Rendezvous II
Copyright© 2017 by Old Man with a Pen
Chapter 26
Karen
Spring came. My class was done. I was disappointed in my students. They had all done a superlative job building ... but they were KITS! The hard part was done. Uberti Santa Fe Hawken kits come assembled. There’s no guess or by gosh. They fit! Everything fits. The guns were beautiful ... as good as mine ... and mine was a beauty.
The wood was a wonder to behold. It shot straight and true. I had built the rifle with a long barrel... 35 inches.

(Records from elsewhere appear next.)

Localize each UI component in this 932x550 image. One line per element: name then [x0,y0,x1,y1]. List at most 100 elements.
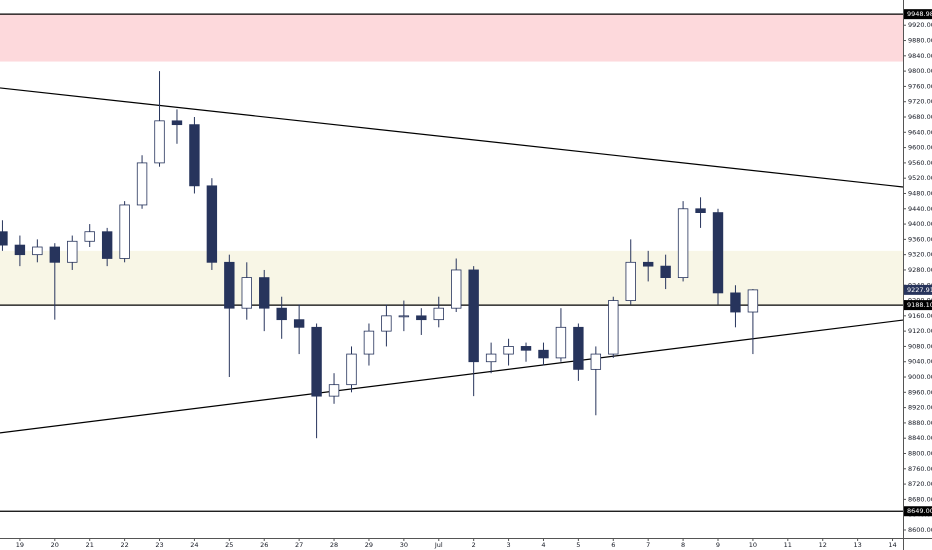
candle-body [381,315,392,332]
candle-body [119,204,130,259]
y-tick-label: 8680.00 [908,495,932,503]
x-tick-label: 4 [541,541,545,549]
y-tick-label: 9440.00 [908,205,932,213]
candle-body [276,307,287,321]
x-tick-label: 5 [576,541,580,549]
candle-body [660,265,671,279]
y-tick-label: 9320.00 [908,251,932,259]
price-label: 9188.10 [907,301,932,309]
price-label: 9227.91 [907,286,932,294]
y-tick-label: 8600.00 [908,526,932,534]
candle-body [538,349,549,359]
y-tick-label: 8720.00 [908,480,932,488]
x-tick-label: 10 [749,541,757,549]
x-tick-label: 27 [295,541,303,549]
x-tick-label: 21 [86,541,94,549]
x-tick-label: 30 [400,541,408,549]
x-tick-label: 29 [365,541,373,549]
x-tick-label: 13 [853,541,861,549]
y-tick-label: 9680.00 [908,113,932,121]
x-tick-label: 8 [681,541,685,549]
y-tick-label: 9160.00 [908,312,932,320]
candle-body [84,231,95,242]
x-tick-label: Jul [434,541,443,549]
candle-body [468,269,479,363]
candle-body [171,120,183,126]
x-tick-label: 23 [155,541,163,549]
y-tick-label: 9000.00 [908,373,932,381]
candle-body [101,231,113,259]
y-tick-label: 9800.00 [908,67,932,75]
price-label: 8649.00 [907,507,932,515]
candle-body [451,269,462,309]
price-label-box [904,506,932,517]
candle-body [259,277,270,309]
candle-body [573,326,584,370]
candle-body [363,330,375,355]
y-tick-label: 9600.00 [908,144,932,152]
x-tick-label: 7 [646,541,650,549]
candle-body [398,315,410,318]
candle-body [328,384,340,397]
y-tick-label: 8800.00 [908,449,932,457]
candle-body [293,319,305,328]
price-label: 9948.98 [907,10,932,18]
candle-body [0,231,8,246]
x-tick-label: 25 [225,541,233,549]
x-tick-label: 14 [888,541,896,549]
candle-body [189,124,200,187]
candle-body [32,246,43,256]
price-label-box [904,300,932,311]
candle-body [206,185,218,263]
y-tick-label: 9720.00 [908,98,932,106]
candle-body [433,307,444,321]
candle-body [49,246,61,263]
x-tick-label: 19 [16,541,24,549]
candle-body [730,292,741,313]
y-tick-label: 8920.00 [908,404,932,412]
y-tick-label: 8960.00 [908,388,932,396]
candle-body [311,326,322,397]
candle-body [625,261,636,301]
y-tick-label: 8840.00 [908,434,932,442]
x-tick-label: 22 [120,541,128,549]
candle-body [136,162,148,206]
candle-body [520,346,532,351]
candle-body [485,353,497,363]
y-tick-label: 9560.00 [908,159,932,167]
x-tick-label: 3 [506,541,510,549]
candle-body [503,346,514,355]
x-tick-label: 24 [190,541,198,549]
candle-body [695,208,706,213]
y-tick-label: 8880.00 [908,419,932,427]
y-tick-label: 9080.00 [908,342,932,350]
candle-body [642,261,654,267]
y-tick-label: 9480.00 [908,189,932,197]
y-tick-label: 9360.00 [908,235,932,243]
y-tick-label: 9840.00 [908,52,932,60]
y-tick-label: 9880.00 [908,37,932,45]
trendline [0,87,904,188]
y-tick-label: 9120.00 [908,327,932,335]
x-tick-label: 6 [611,541,615,549]
y-tick-label: 9040.00 [908,358,932,366]
candle-body [590,353,602,370]
x-tick-label: 28 [330,541,338,549]
candle-body [224,261,235,309]
candle-body [555,326,567,359]
candle-body [416,315,427,321]
y-tick-label: 9640.00 [908,128,932,136]
axis-panel [0,538,903,550]
candle-body [608,300,619,355]
candle-body [67,240,78,263]
y-tick-label: 9280.00 [908,266,932,274]
x-tick-label: 26 [260,541,268,549]
y-tick-label: 9400.00 [908,220,932,228]
x-tick-label: 12 [819,541,827,549]
y-tick-label: 8760.00 [908,465,932,473]
candle-body [712,212,724,294]
x-tick-label: 20 [51,541,59,549]
x-tick-label: 9 [716,541,720,549]
candle-body [346,353,357,386]
y-tick-label: 9760.00 [908,82,932,90]
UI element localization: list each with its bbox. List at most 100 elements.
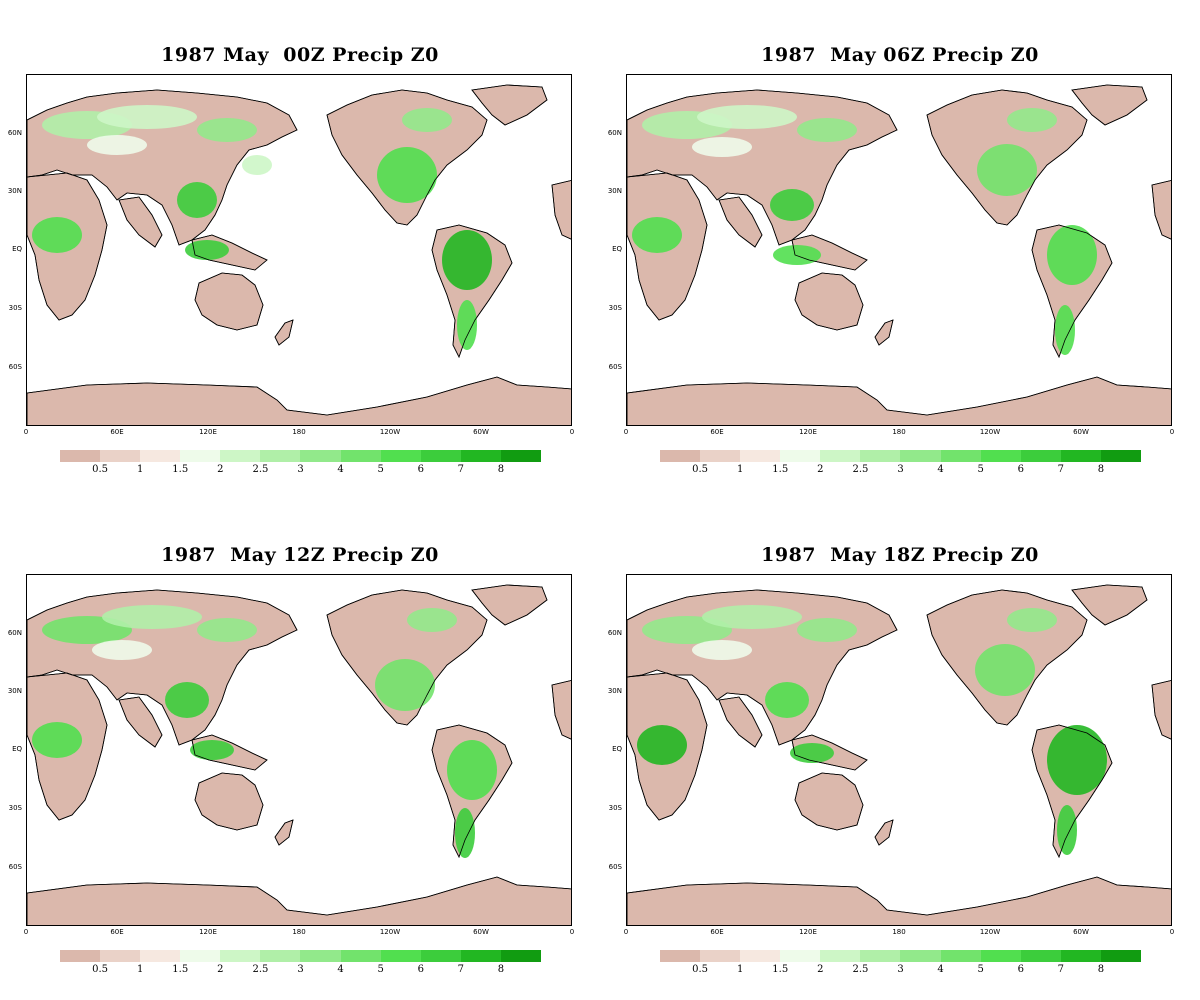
colorbar-swatch — [700, 450, 741, 462]
latitude-label: 30S — [8, 804, 22, 812]
coastline — [627, 876, 1171, 925]
colorbar-swatch — [1060, 950, 1101, 962]
colorbar-label: 5 — [377, 964, 384, 975]
colorbar-swatch — [220, 950, 261, 962]
colorbar-swatch — [860, 450, 901, 462]
map-frame — [26, 574, 572, 926]
colorbar-swatch — [780, 950, 821, 962]
coastline — [27, 376, 571, 425]
coastline — [326, 89, 488, 226]
coastline — [431, 724, 513, 859]
colorbar-swatch — [980, 450, 1021, 462]
longitude-label: 60W — [473, 428, 489, 436]
latitude-label: 60S — [8, 363, 22, 371]
latitude-label: 60N — [607, 629, 622, 637]
coastline — [1071, 584, 1148, 626]
coastline — [194, 772, 264, 831]
colorbar-swatch — [380, 450, 421, 462]
colorbar-swatch — [100, 950, 141, 962]
precip-region — [1007, 608, 1057, 632]
colorbar-swatch — [1020, 950, 1061, 962]
coastline — [191, 234, 268, 271]
colorbar-label: 7 — [457, 464, 465, 475]
latitude-label: 60N — [7, 629, 22, 637]
precip-region — [1057, 805, 1077, 855]
colorbar-swatch — [180, 950, 221, 962]
map-panel-12z: 1987 May 12Z Precip Z0 60N 30N EQ 30S 60S 0 60… — [0, 500, 600, 1000]
latitude-label: EQ — [12, 245, 22, 253]
colorbar-label: 6 — [1017, 964, 1024, 975]
colorbar-label: 0.5 — [692, 464, 709, 475]
coastline — [627, 89, 898, 246]
longitude-label: 0 — [23, 428, 29, 436]
land-mass — [1151, 180, 1171, 240]
map-panel-18z: 1987 May 18Z Precip Z0 60N 30N EQ 30S 60S 0 60… — [600, 500, 1200, 1000]
land-mass — [794, 272, 864, 331]
colorbar-swatch — [220, 450, 261, 462]
panel-title: 1987 May 12Z Precip Z0 — [161, 544, 439, 566]
precip-region — [377, 147, 437, 203]
coastline — [926, 89, 1088, 226]
latitude-label: 60S — [608, 363, 622, 371]
coastline — [27, 672, 108, 821]
coastline — [27, 89, 298, 246]
colorbar-swatch — [380, 950, 421, 962]
colorbar-swatch — [1020, 450, 1061, 462]
latitude-label: 60N — [7, 129, 22, 137]
precip-region — [407, 608, 457, 632]
colorbar-label: 2.5 — [252, 964, 269, 975]
longitude-label: 0 — [1169, 928, 1175, 936]
panel-title: 1987 May 00Z Precip Z0 — [161, 44, 439, 66]
precip-region — [402, 108, 452, 132]
precip-map — [627, 84, 1171, 425]
colorbar-swatch — [500, 950, 541, 962]
precip-region — [1047, 225, 1097, 285]
precip-region — [765, 682, 809, 718]
colorbar-swatch — [60, 450, 101, 462]
colorbar-swatch — [820, 450, 861, 462]
colorbar-label: 0.5 — [692, 964, 709, 975]
latitude-label: EQ — [12, 745, 22, 753]
colorbar-swatch — [460, 950, 501, 962]
precip-region — [190, 740, 234, 760]
colorbar-label: 1 — [736, 964, 744, 975]
colorbar-swatch — [180, 450, 221, 462]
coastline — [194, 272, 264, 331]
coastline — [718, 696, 763, 748]
colorbar-label: 8 — [1097, 464, 1105, 475]
coastline — [926, 589, 1088, 726]
coastline — [27, 172, 108, 321]
longitude-label: 120W — [379, 928, 401, 936]
colorbar-label: 8 — [497, 964, 505, 975]
land-mass — [194, 772, 264, 831]
colorbar-label: 1.5 — [772, 464, 789, 475]
longitude-label: 120E — [799, 928, 817, 936]
colorbar-swatch — [100, 450, 141, 462]
colorbar-swatch — [900, 450, 941, 462]
longitude-label: 60E — [710, 428, 724, 436]
coastline — [627, 172, 708, 321]
map-frame — [626, 574, 1172, 926]
precip-region — [457, 300, 477, 350]
colorbar-swatch — [820, 950, 861, 962]
colorbar-label: 0.5 — [92, 964, 109, 975]
colorbar-label: 1.5 — [172, 964, 189, 975]
coastline — [27, 589, 298, 746]
coastline — [27, 876, 571, 925]
precip-region — [97, 105, 197, 129]
longitude-label: 0 — [569, 928, 575, 936]
colorbar-label: 6 — [1017, 464, 1024, 475]
colorbar-swatch — [700, 950, 741, 962]
precip-region — [447, 740, 497, 800]
coastline — [1151, 180, 1171, 240]
coastline — [191, 734, 268, 771]
coastline — [1031, 224, 1113, 359]
precip-region — [977, 144, 1037, 196]
precip-region — [455, 808, 475, 858]
precip-region — [177, 182, 217, 218]
colorbar — [660, 450, 1141, 462]
colorbar-label: 3 — [897, 964, 904, 975]
colorbar-swatch — [860, 950, 901, 962]
coastline — [118, 696, 163, 748]
coastline — [794, 772, 864, 831]
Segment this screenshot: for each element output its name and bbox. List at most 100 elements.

Then I drilled six “S size” holes in the face of the muzzle three inches deep and parted the barrel at 33 inches leaving a two inch stub that I pinned with six 0.125 inch diameter 2 and 7/8 inch pins. The stub ends of the pins were threaded to 1/8th NFT and fitted with a slot for a screwdriver. The pins were screwed in to the stub barrel leaving 7/8ths of an inch of the pins extended. This stub was fitted to the barrel, reamed and rifled when the barrel was rifled ... a false muzzle. Loading was accomplished by short starting a .525 lubricated pillow ticking patched round ball through the false muzzle and into the 33 inch barrel then using the ramrod to seat the patched ball on the powder charge. The false muzzle was then removed, the lock primed and the round applied to the target.
Since the cut off piece was rifled at the same time as the barrel, the 1” in 48” twist rifling lined up perfectly. I wasn’t hunting with this rifle ... this was a paper shooter. At two hundred yards the rifle exceed a minute of angle and often placed two or more balls in the same hole. I won many Hudson’s Bay four stripe blankets shooting at weekend shoots.
There are times when it pays to outshoot the men.
I had used my own homemade “cherry” to cut the mould to cast the lead balls.
In my spare time, using Laubin’s Sioux pattern and a Singer Baby treadle sewing machine, I sewed up an eighteen foot canvas tipi using European hemp canvas ... Sail Cloth. The tipi ... although called an eighteen is actually 19 foot three inches.
The cabin provided access to chokecherry thickets for lacing pins and tent pegs.
I also tanned two hair on buffalo hides taken from animals auctioned off as excess by the Thermopolis based Hot Springs State Park. I dickered for the hides. I skinned the animals for the hides. Labor for hides. Lots of labor.
And I joined the Story Blackpowder shooters club.